The United Nations (UN) Special Rapporteur on Toxics and Human Rights, Mr Marcos Orellana, has called on the government to take further steps in strengthening its legal framework and improve implementation and enforcement, to guarantee the right to live in a clean, healthy and sustainable environment.
Mr Orellana noted that there was weak implementation of laws concerning chemicals and wastes at the national level thereby putting individuals at risk of serious human rights violations.
He therefore, advised that in the face of threats posed by toxic substances, there was an urgent need for Ghana to respect and guarantee the free and full exercise of human rights.
The UN Special Rapporteur was speaking at a media briefing in Accra on Tuesday, at the conclusion of a 14-day visit to the country.
The aim of the visit was to collect and assess first-hand information related to issues concerning his mandate and to offer recommendations to the government and other stakeholders.
In his preliminary findings, the expert found out that, the toxic impact of mercury uses in small-scale gold mining, hazardous pesticides, plastics and e-waste exposures were particularly of much concern.
On the use of mercury in small-scale mining, Mr Orellana further observed that, their use contaminated soils and water sources at a national scale, thus compromising the rights of present and future generations.
He therefore, entreated the government to ban the trade and use of mercury, and address its use as a form of environmental crime. This could be done by championing amendments to strengthen the Minamata Convention on mercury.

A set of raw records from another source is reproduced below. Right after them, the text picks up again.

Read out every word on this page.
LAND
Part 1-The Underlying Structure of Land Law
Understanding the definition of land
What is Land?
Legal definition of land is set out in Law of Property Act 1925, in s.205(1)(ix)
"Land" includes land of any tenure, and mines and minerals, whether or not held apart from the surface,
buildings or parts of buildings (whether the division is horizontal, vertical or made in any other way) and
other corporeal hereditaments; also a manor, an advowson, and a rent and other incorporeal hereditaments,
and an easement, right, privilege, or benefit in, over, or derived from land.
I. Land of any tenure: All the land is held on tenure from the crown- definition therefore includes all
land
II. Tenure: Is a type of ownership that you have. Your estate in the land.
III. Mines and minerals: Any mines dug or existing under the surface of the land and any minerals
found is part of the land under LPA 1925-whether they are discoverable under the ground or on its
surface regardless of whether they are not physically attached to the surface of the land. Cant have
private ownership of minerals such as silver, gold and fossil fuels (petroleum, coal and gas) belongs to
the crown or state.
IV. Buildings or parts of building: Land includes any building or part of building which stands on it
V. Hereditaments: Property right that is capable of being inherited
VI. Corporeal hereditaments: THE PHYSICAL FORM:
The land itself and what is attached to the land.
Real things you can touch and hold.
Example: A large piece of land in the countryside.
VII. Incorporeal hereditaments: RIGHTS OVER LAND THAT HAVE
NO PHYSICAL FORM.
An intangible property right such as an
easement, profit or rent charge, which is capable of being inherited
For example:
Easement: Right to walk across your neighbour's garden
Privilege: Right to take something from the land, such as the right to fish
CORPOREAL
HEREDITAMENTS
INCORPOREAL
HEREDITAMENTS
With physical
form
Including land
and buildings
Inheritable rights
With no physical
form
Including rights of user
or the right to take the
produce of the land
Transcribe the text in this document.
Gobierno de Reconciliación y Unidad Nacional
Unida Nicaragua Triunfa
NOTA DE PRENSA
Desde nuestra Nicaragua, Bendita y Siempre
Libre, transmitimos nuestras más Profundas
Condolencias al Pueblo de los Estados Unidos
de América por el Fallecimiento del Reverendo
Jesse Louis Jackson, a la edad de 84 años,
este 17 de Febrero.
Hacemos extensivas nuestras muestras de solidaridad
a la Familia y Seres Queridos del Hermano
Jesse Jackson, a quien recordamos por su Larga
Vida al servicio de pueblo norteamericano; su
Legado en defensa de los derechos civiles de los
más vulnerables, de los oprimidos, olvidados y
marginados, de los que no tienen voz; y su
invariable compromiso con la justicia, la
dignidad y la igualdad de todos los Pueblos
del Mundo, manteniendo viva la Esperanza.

Talking about the exposure of electronic waste (E-Waste), the Special Rapporteur cited that a variety of second-hand electronic materials, were imported into the country through the port of Tema, including hundreds of thousands of tons of discarded electronics mostly from Western Europe and the US.
“While imported electronic materials is officially labeled as used or second hand, many of the discarded goods are in the state beyond repair constituting electronic and electrical waste (E-Waste),” he noted.
Mr Orellana on his visit to Agbogbloshie, one of the world’s largest e-waste dumpsites, witnessed thousands of people living and working without protective equipment which exposed them to high levels of hazardous substances released in the dismantling and recycling of e-wastes.
“As I walked around the sites, I have seen a range of highly hazardous activities taking place a few metres away from families’ homes including re-purposing refrigerators and the burning of electronic cables for the extraction of copper,” he mentioned.
He also added that for a meagre income, children left their schools to burn electronic cables for the extraction of copper due to the lack of sound management.